Victor Gluck, reviewing for TheaterScene.net (not associated with the similarly-titled TheaterScene.com, quoted above), dubbed the Armory’s Judgment Day “a superb production” that “seems as powerful and relevant as if it had been written in this decade, not 80 years ago.”  Gluck added, “The production makes this expressionistic drama as contemporary as if this style were newly born.”  Interestingly, Gluck, like a number of his colleagues in criticism, noted, “The monumental set pieces . . . dwarf the characters,” but found method in this set-up, “suggesting that people are pawns in some cosmic pattern bigger than themselves.”  His ultimate assessment of the Armory staging of Judgment Day was: “Richard Jones’s huge production gives the play the breadth that it needs to tell its story with stunning visual effects.”
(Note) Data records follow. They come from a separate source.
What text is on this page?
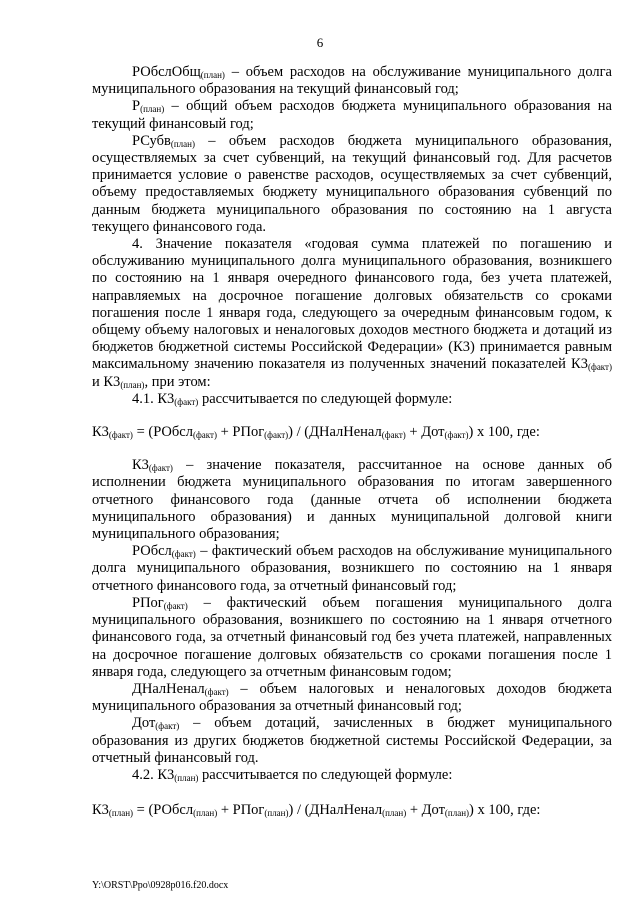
6

РОбслОбщ$_{(план)}$ – объем расходов на обслуживание муниципального долга муниципального образования на текущий финансовый год;

$Р_{(план)}$ – общий объем расходов бюджета муниципального образования на текущий финансовый год;

РСубв$_{(план)}$ – объем расходов бюджета муниципального образования, осуществляемых за счет субвенций, на текущий финансовый год. Для расчетов принимается условие о равенстве расходов, осуществляемых за счет субвенций, объему предоставляемых бюджету муниципального образования субвенций по данным бюджета муниципального образования по состоянию на 1 августа текущего финансового года.

4. Значение показателя «годовая сумма платежей по погашению и обслуживанию муниципального долга муниципального образования, возникшего по состоянию на 1 января очередного финансового года, без учета платежей, направляемых на досрочное погашение долговых обязательств со сроками погашения после 1 января года, следующего за очередным финансовым годом, к общему объему налоговых и неналоговых доходов местного бюджета и дотаций из бюджетов бюджетной системы Российской Федерации» (К3) принимается равным максимальному значению показателя из полученных значений показателей $К3_{(факт)}$ и $К3_{(план)}$, при этом:

4.1. $К3_{(факт)}$ рассчитывается по следующей формуле:

$К3_{(факт)}$ = (РОбсл$_{(факт)}$ + РПог$_{(факт)}$) / (ДНалНенал$_{(факт)}$ + Дот$_{(факт)}$) х 100, где:

$К3_{(факт)}$ – значение показателя, рассчитанное на основе данных об исполнении бюджета муниципального образования по итогам завершенного отчетного финансового года (данные отчета об исполнении бюджета муниципального образования) и данных муниципальной долговой книги муниципального образования;

РОбсл$_{(факт)}$ – фактический объем расходов на обслуживание муниципального долга муниципального образования, возникшего по состоянию на 1 января отчетного финансового года, за отчетный финансовый год;

РПог$_{(факт)}$ – фактический объем погашения муниципального долга муниципального образования, возникшего по состоянию на 1 января отчетного финансового года, за отчетный финансовый год без учета платежей, направленных на досрочное погашение долговых обязательств со сроками погашения после 1 января года, следующего за отчетным финансовым годом;

ДНалНенал$_{(факт)}$ – объем налоговых и неналоговых доходов бюджета муниципального образования за отчетный финансовый год;

Дот$_{(факт)}$ – объем дотаций, зачисленных в бюджет муниципального образования из других бюджетов бюджетной системы Российской Федерации, за отчетный финансовый год.

4.2. $К3_{(план)}$ рассчитывается по следующей формуле:

$К3_{(план)}$ = (РОбсл$_{(план)}$ + РПог$_{(план)}$) / (ДНалНенал$_{(план)}$ + Дот$_{(план)}$) х 100, где:

Y:\ORST\Ppo\0928p016.f20.docx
“Ödön von Horváth is in fashion these days, because he wrote about how the threat of fascism affected ordinary people,” noted WNYC’s Jennifer Vanasco in a radio review, continuing, “But this production of his 1937 play ‘Judgment Day’ . . . fails to make that threat feel real, or important.”  Vanasco explained that Judgment Day “should be an interesting morality play about the fickleness of crowds, yet the story doesn’t wrestle with guilt or complicity in an interesting way.” 

“Horváth’s point is that everything is connected, that every wrong action sets off a chain of additional bad actions.”  But the reviewer on the New York City outlet for National Public Radio felt:

This doesn’t really make sense.  But then, a lot of the play doesn’t.  It’s never clear why Anna kisses the stationmaster to begin with.  More importantly, some of the villagers are survivors of the crash, but they don’t seem upset about the incident.  No one is mourning those whose lives were lost.  Instead, they just gossip about why the train barreled through the signal.

Vanasco reported that “the Armory stage is enormous and the actors are dwarfed by the impressive set,” a sentiment shared by several other review-writers.  “The structures are a wonder,” she affirmed, observing that “[a]t the close of the first act, one of them smoothly recedes into the distance—and Anna gets smaller and smaller.”  Vanasco added, “Unfortunately, so do our hopes for a meaningful performance.”

The WNYC reviewer thought, “It could be that in a more intimate space, the audience would more easily connect with the characters.  Perhaps the play would feel relevant and hot-blooded, instead of the chilly work we have here.”